To Russia with Scottie
My week doesn’t end on Wednesday night, as Friday I fly to Russia until the end of the month. I’ve been going there for several years now, usually arriving in Moscow and moving around from city to city. Basically it’s an opportunity for me to spread my message to collegiate players, coaches and other young people who are around the game of basketball. Having played for the Bulls and winning like we did, it’s a situation that made me and what I represent very recognizable. It helps the players respond to me when I teach them about working hard and letting them know things will pay off if they do. I see some of the same players during each year I visit and it is rewarding to monitor their progress. When a young player demonstrates greater focus and preparation in terms of how they approach the game and want to improve, it gives me a great deal of satisfaction. My hope is that it allows them the opportunity to someday move forward and achieve their goal of playing at a professional level or in the NBA.
Russian Students Day is on Jan. 25 and what I’m around is similar to the NCAA tournament here. I will attend games and meet with various teams about the game of basketball and I try to impart things to them which will help them succeed on the court. The NBA has so many initiatives out there to try and establish and maintain a global presence and this sort of ties into those efforts. Russian billionaire Mikhail Prokhorov, who is involved in the purchase of the New Jersey Nets, is someone who I’ve gotten to know and we work together as well on trips like this. For me to work with him and have the involvement that I do with these events is great and very rewarding. The NBA helped make me who I am so I am thankful for any opportunity I have to give back. If my efforts help sell the NBA and game of basketball to others around the world, it’s a win-win. Hopefully the young players out there respond to what we’re doing. Russia is a country that really does a good job of promoting some of their athletes from over the years, including former Olympians. When I’m over there for Students Day, recognizing those athletes is something that I help take part in and I think that’s important to the sport and its fans. I really look forward to getting over there and hope it’s another great experience.

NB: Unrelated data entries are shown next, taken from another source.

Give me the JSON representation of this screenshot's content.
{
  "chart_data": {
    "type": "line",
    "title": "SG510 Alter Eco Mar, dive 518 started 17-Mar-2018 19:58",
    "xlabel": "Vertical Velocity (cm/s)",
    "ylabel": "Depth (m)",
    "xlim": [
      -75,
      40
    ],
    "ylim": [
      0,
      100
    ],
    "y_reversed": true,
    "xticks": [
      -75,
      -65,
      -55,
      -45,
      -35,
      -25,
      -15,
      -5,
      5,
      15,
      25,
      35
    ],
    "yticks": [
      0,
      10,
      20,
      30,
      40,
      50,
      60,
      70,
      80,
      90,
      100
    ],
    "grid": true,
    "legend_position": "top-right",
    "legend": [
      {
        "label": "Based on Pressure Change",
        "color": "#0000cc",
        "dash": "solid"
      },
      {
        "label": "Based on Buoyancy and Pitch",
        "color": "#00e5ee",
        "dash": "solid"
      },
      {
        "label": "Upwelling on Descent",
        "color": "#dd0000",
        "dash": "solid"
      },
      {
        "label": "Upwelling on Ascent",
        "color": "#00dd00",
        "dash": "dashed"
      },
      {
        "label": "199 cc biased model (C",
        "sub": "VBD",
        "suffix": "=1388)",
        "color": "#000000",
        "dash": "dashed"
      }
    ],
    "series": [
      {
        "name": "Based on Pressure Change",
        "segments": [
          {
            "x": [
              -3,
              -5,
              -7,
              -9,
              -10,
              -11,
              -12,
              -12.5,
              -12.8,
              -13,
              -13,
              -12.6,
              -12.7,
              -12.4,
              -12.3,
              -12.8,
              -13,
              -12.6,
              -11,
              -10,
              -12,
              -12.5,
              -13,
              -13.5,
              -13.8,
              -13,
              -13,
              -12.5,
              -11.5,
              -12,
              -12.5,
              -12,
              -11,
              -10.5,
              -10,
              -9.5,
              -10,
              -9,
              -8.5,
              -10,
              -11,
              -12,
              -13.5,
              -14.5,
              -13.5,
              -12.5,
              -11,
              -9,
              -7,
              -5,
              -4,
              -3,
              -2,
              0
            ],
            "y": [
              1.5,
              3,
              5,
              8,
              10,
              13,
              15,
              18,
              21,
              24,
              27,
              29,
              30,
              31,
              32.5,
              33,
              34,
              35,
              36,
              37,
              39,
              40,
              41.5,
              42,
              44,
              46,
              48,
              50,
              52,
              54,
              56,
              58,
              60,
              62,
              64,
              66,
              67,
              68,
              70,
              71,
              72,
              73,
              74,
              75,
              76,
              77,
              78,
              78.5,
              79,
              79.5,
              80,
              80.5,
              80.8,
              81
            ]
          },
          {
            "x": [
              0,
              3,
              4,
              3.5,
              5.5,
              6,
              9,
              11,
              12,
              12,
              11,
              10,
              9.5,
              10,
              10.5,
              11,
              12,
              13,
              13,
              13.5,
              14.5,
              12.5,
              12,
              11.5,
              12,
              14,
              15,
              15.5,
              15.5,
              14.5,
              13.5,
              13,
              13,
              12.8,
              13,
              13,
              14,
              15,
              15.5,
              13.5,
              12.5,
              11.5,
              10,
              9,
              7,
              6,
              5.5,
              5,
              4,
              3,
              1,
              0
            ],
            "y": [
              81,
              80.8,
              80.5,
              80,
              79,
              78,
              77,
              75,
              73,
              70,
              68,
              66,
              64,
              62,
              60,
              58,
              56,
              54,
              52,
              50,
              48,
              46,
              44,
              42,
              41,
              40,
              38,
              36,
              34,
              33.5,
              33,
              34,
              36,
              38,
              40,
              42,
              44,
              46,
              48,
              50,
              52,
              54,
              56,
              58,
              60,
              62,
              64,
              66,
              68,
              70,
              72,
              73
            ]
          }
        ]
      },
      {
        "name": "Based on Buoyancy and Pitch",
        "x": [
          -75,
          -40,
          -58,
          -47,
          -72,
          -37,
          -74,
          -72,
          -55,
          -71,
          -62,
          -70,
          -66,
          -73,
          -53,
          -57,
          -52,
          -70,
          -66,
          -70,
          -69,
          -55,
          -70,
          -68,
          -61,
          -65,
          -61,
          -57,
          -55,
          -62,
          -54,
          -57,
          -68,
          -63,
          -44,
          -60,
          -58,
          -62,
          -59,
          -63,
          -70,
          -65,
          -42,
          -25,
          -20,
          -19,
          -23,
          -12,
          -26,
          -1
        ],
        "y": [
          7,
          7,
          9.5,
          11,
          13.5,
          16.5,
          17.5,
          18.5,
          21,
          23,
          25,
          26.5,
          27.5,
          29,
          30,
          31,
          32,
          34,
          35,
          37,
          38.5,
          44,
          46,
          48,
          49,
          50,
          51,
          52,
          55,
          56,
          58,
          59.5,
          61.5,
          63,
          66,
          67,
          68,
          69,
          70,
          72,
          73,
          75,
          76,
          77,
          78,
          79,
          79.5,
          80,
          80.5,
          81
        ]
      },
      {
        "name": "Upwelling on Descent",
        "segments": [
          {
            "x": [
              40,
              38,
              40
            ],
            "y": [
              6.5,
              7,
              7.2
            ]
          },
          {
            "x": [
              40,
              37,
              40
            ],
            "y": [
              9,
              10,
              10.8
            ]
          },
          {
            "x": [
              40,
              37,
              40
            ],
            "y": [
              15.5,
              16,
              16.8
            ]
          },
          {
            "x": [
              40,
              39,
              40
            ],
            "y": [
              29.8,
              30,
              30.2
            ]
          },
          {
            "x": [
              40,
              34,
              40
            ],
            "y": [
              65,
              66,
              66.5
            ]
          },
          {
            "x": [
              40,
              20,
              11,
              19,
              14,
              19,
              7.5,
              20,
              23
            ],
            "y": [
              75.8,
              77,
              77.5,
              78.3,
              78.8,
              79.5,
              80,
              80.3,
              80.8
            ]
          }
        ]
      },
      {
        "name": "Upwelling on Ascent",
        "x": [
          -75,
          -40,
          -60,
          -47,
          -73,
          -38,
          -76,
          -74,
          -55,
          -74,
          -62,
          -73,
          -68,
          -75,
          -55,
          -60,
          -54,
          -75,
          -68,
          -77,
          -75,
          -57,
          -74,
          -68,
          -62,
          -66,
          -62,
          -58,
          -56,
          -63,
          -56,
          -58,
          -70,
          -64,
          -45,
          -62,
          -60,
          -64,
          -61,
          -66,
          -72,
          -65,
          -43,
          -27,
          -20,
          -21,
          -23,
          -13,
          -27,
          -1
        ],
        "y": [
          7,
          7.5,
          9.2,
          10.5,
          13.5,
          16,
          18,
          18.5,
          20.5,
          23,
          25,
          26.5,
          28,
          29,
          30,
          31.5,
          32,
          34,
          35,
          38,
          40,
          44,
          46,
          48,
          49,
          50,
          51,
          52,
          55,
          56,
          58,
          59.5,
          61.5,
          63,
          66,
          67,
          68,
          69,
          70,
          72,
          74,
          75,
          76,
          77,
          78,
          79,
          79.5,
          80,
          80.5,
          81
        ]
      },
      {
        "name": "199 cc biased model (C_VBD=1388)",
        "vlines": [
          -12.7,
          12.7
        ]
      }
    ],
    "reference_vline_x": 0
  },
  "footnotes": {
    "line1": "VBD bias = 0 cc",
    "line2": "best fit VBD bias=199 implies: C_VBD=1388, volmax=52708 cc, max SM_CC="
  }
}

People have told me that trips like this sort of make me an ambassador of the game. That’s an honor for me to hear and it is a role that I embrace. Because of my career, I’ve been put in a position where I’m able to promote basketball all over the world. I’ve spent time in Sweden, Finland, China and Russia. It is inspiring work and I enjoy that I’m able to connect with people on that kind of basis. At the end of the day, I simply don’t think I will ever remove myself from basketball. My interest level and excitement for the game are still there and who knows; maybe someday I could make my way to the bench as a coach. I’d look forward to getting back into the NBA, working from the sidelines and being part of another championship season.